Thomas Edison is widely known as one of history’s most consequential inventors, a legacy born of both his indisputable genius in the laboratory and noted ruthlessness as a businessman; the old adage is that history is written by the victors, and in Edison’s case, he spun his narrative in real-time. Sometimes, as in the case of inventions developed by contemporaries such as Nikola Tesla, that meant bending the truth a little bit.

Born in 1847, at the very end of the industrial revolution, Edison was part of a new wave of scientists and inventors that lit the way into the modern era. His famed research lab in Menlo Park, New Jersey hosted the development of innovations that still undergird much of our industrial and consumer infrastructure, including the phonograph (which recorded and played sound), motion pictures and the light bulb. His work there was so important that the town in which Menlo Park was located now bears his name.

Obsessed with his work and known to be an exacting boss, Edison had an ego as incandescent as his light bulbs, a sense of his own greatness that was undoubtedly justified. He was also incredibly competitive, willing to do whatever was required to ensure that his idea won out.

Edison invented DC lighting, a safer solution to the often dangerous arc lamps

Born in Serbia, Tesla was a different kind of genius. Whereas Edison was an eternal experimenter and tinkerer, Tesla was a human calculator, and his ability to work out complex math and physics equations in his mind helped him achieve early career success in Europe.

After a nomadic adolescence spent traveling and taking classes across Eastern Europe, Tesla wound up in Hungary at the age of 25, hired to work as an electrical engineer at the Budapest Telephone Exchange. He excelled there, channeling the workaholic tendencies he’d displayed as a top student back in Croatia before dropping out of school. Within a year he was off to Paris to work for the Continental Edison Company, an offshoot of the inventor’s successful American business.

At that point, electricity was beginning to light up the streets of cities around the world. At first, most cities were using high-voltage arc lamps to illuminate the night sky, but while they shone bright and amazed a civilization that had throughout all of history been governed by the sun’s rise and fall, the early lighting technology also presented a problem: it was very dangerous. Arc lighting was fueled by power stations that pumped through more than 3,000 volts of electricity at a time, which often led to sparks, overheating and full-on explosions in public places, raining flickers of electricity down on pedestrians and starting fires with regularity.

Electricity generated by direct current (DC) was a far safer alternative, and once Edison developed a stable and long-lasting incandescent lightbulb, he set out to provide lighting to homes and buildings around the world. By 1882, his Edison Illuminating Company opened the world’s first central power station on Pearl Street in Manhattan.
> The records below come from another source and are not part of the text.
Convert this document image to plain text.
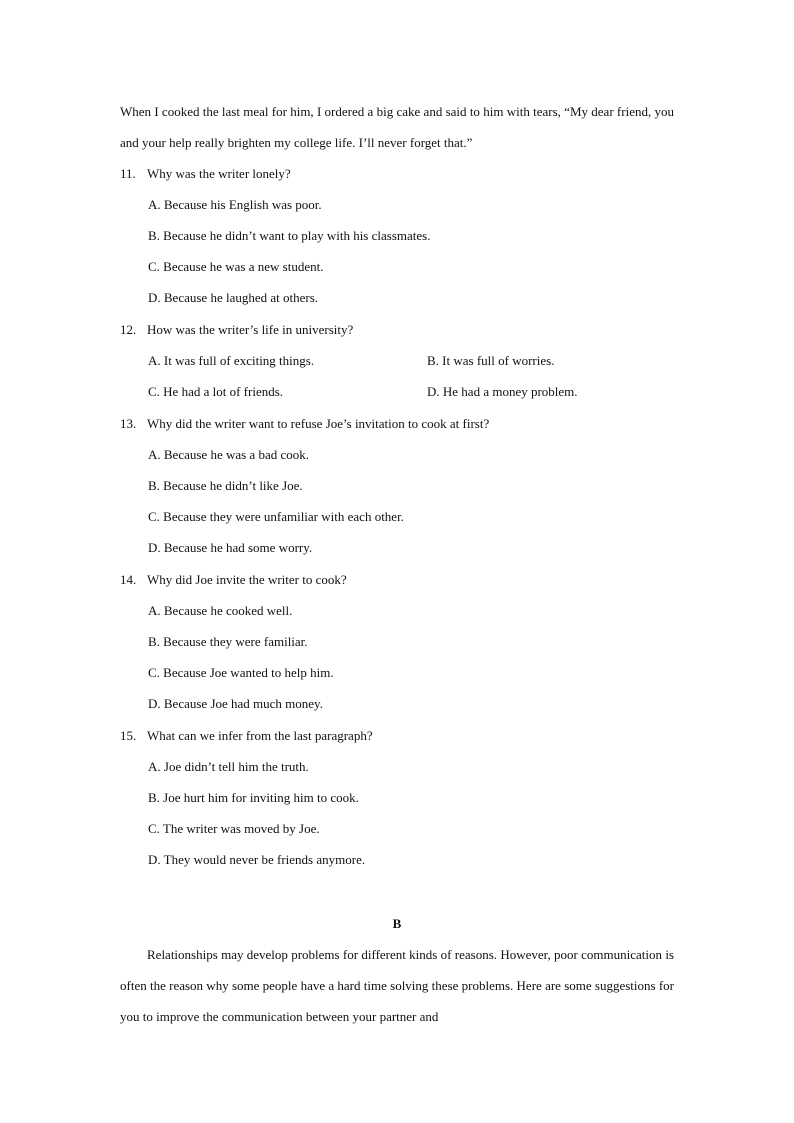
When I cooked the last meal for him, I ordered a big cake and said to him with tears, “My dear friend, you and your help really brighten my college life. I’ll never forget that.”
11. Why was the writer lonely?
A. Because his English was poor.
B. Because he didn’t want to play with his classmates.
C. Because he was a new student.
D. Because he laughed at others.
12. How was the writer’s life in university?
A. It was full of exciting things.	B. It was full of worries.
C. He had a lot of friends.	D. He had a money problem.
13. Why did the writer want to refuse Joe’s invitation to cook at first?
A. Because he was a bad cook.
B. Because he didn’t like Joe.
C. Because they were unfamiliar with each other.
D. Because he had some worry.
14. Why did Joe invite the writer to cook?
A. Because he cooked well.
B. Because they were familiar.
C. Because Joe wanted to help him.
D. Because Joe had much money.
15. What can we infer from the last paragraph?
A. Joe didn’t tell him the truth.
B. Joe hurt him for inviting him to cook.
C. The writer was moved by Joe.
D. They would never be friends anymore.
B
Relationships may develop problems for different kinds of reasons. However, poor communication is often the reason why some people have a hard time solving these problems. Here are some suggestions for you to improve the communication between your partner and
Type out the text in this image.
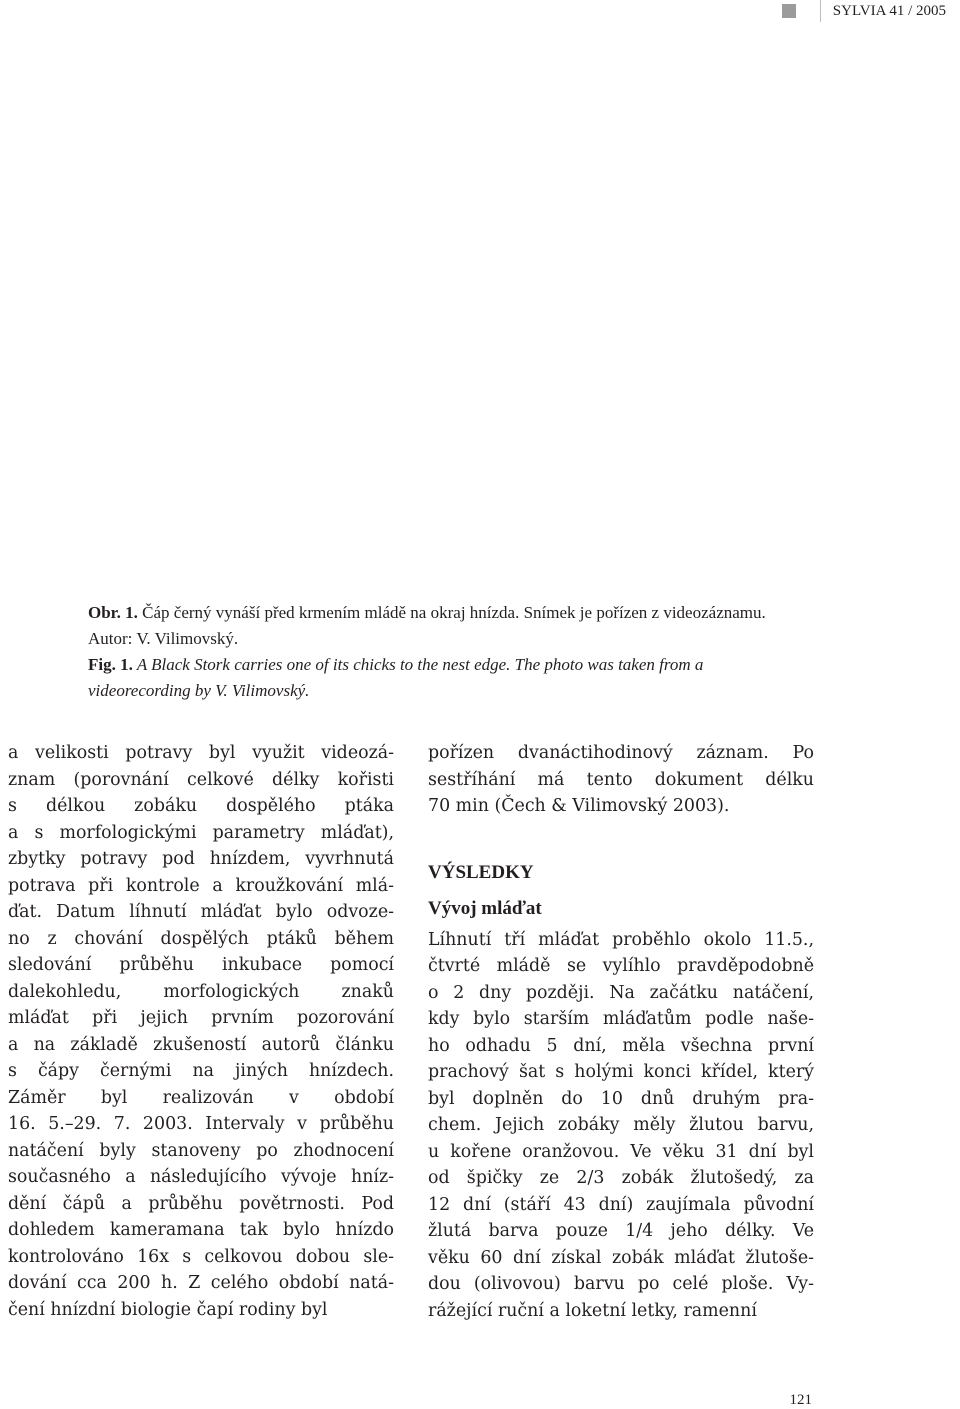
SYLVIA 41 / 2005

Obr. 1. Čáp černý vynáší před krmením mládě na okraj hnízda. Snímek je pořízen z videozáznamu. Autor: V. Vilimovský.

Fig. 1. A Black Stork carries one of its chicks to the nest edge. The photo was taken from a videorecording by V. Vilimovský.

a velikosti potravy byl využit videozá-
znam (porovnání celkové délky kořisti
s délkou zobáku dospělého ptáka
a s morfologickými parametry mláďat),
zbytky potravy pod hnízdem, vyvrhnutá
potrava při kontrole a kroužkování mlá-
ďat. Datum líhnutí mláďat bylo odvoze-
no z chování dospělých ptáků během
sledování průběhu inkubace pomocí
dalekohledu, morfologických znaků
mláďat při jejich prvním pozorování
a na základě zkušeností autorů článku
s čápy černými na jiných hnízdech.
Záměr byl realizován v období
16. 5.–29. 7. 2003. Intervaly v průběhu
natáčení byly stanoveny po zhodnocení
současného a následujícího vývoje hníz-
dění čápů a průběhu povětrnosti. Pod
dohledem kameramana tak bylo hnízdo
kontrolováno 16x s celkovou dobou sle-
dování cca 200 h. Z celého období natá-
čení hnízdní biologie čapí rodiny byl
pořízen dvanáctihodinový záznam. Po
sestříhání má tento dokument délku
70 min (Čech & Vilimovský 2003).
VÝSLEDKY
Vývoj mláďat
Líhnutí tří mláďat proběhlo okolo 11.5.,
čtvrté mládě se vylíhlo pravděpodobně
o 2 dny později. Na začátku natáčení,
kdy bylo starším mláďatům podle naše-
ho odhadu 5 dní, měla všechna první
prachový šat s holými konci křídel, který
byl doplněn do 10 dnů druhým pra-
chem. Jejich zobáky měly žlutou barvu,
u kořene oranžovou. Ve věku 31 dní byl
od špičky ze 2/3 zobák žlutošedý, za
12 dní (stáří 43 dní) zaujímala původní
žlutá barva pouze 1/4 jeho délky. Ve
věku 60 dní získal zobák mláďat žlutoše-
dou (olivovou) barvu po celé ploše. Vy-
rážející ruční a loketní letky, ramenní
121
The company used direct current to deliver 110 volts of electricity to nearby buildings — it started out with 59 customers — and provided a significantly reduced risk of accidental mishap.

Thomas Edison
Photo: Smith Collection/Gado/Getty Images
Thomas Edison

Tesla invented an alternating current power system

For the next two years, Edison’s DC electric generation spread the incandescent light to a growing number of cities across the country. But for its growing reach, it had a significant weakness: electricity delivered by direct current could only travel so far, especially in those early days. As a result, other inventors continued to develop what was called alternating current (AC), which could easily modulate voltage using transformers.

Tesla was one of those AC devotees. In 1882, while working for Edison’s Parisian outpost and out on a walk with a friend, Tesla was suddenly struck with the solution to an engineering challenge that had been vexing him for some time. His ability to visualize entire complex mathematical equations and feats of engineering came in handy, as Tesla dreamed up the mechanics of an AC-generating motor.

Developing and honing the alternating current generator became something of an obsession for him, and in 1884, when his American boss in Paris was summoned back to the United States, he suggested that Tesla emigrates to the west. And so in September of that year, Tesla arrived in Manhattan after a harrowing journey in which most of his possessions were stolen during a mutiny on the ship.

Tesla eventually worked for Edison, but the two had clashing ideologies

However, money wouldn’t be a concern for all that long. Tesla ran into Edison himself, who invited the immigrant inventor to work for him at the Edison Machine Works on the Lower East Side of Manhattan. A letter of recommendation from his old boss did not hurt his cause.

At the time, Tesla recalled in an interview years later, he was in awe of his new boss. “This wonderful man, who had received no scientific training, yet had accomplished so much, filled me with amazement."

Tesla was put to work on a variety of projects, including repairing the circuitry system on the Oregon, the first boat to be lit by electrical power, reassembling DC generators and other tasks. Years later, in an interview conducted in 1921, Tesla recalled impressing Edison with his quick fix of the Oregon’s lighting system, to the point that Edison declared him a “damn good man.”

The Serbian inventor was also charged with creating an arc lighting system, but his usage of AC power was of no interest to Edison, who had a fortune invested in DC power and did not want to lose his loyalties. Later, Tesla would purportedly say that Edison himself promised a large sum to improve on the DC system, then retracted the offer when Tesla presented him with his work, claiming that he “did not understand American humor,” infuriating Tesla to the point that he stormed out and set out on his own, determined to spite the elder inventor.

Tesla then licensed patents to Edison's rival

Tesla only worked for Edison for about six months, and after a time spent digging graves, he received enough investor cash to set up his own company in Rahway, New Jersey, close to Menlo Park. Those investors took the company out from under him, and it wasn’t until 1887, with a new factory in Manhattan, that Tesla was able to truly pursue his AC motor.

It wouldn’t take long before he’d mastered the machine, as he was awarded seven separate patents for its various mechanics in the spring of 1888. Soon after, he licensed those patents to George Westinghouse, Edison’s chief rival in the race to supply cities with power. The race between AC and DC would escalate from there, with Edison pulling out nearly all the stops to prove that AC was dangerous, (though the famed death by electrocution of Topsy the elephant was not his doing) to discredit what would ultimately prove a far superior system.

Tesla died nearly penniless, though that had nothing to do with Edison. He made a fortune from his contracts with Westinghouse, but lost it all through poor business deals, bad investments and expenditures on grand experiments that resulted in failure. His supposed rivalry with Edison was almost by association and difference of opinion on scientific matters, highlighted only in hindsight as Tesla’s incredible career, which spanned far more than AC power innovations.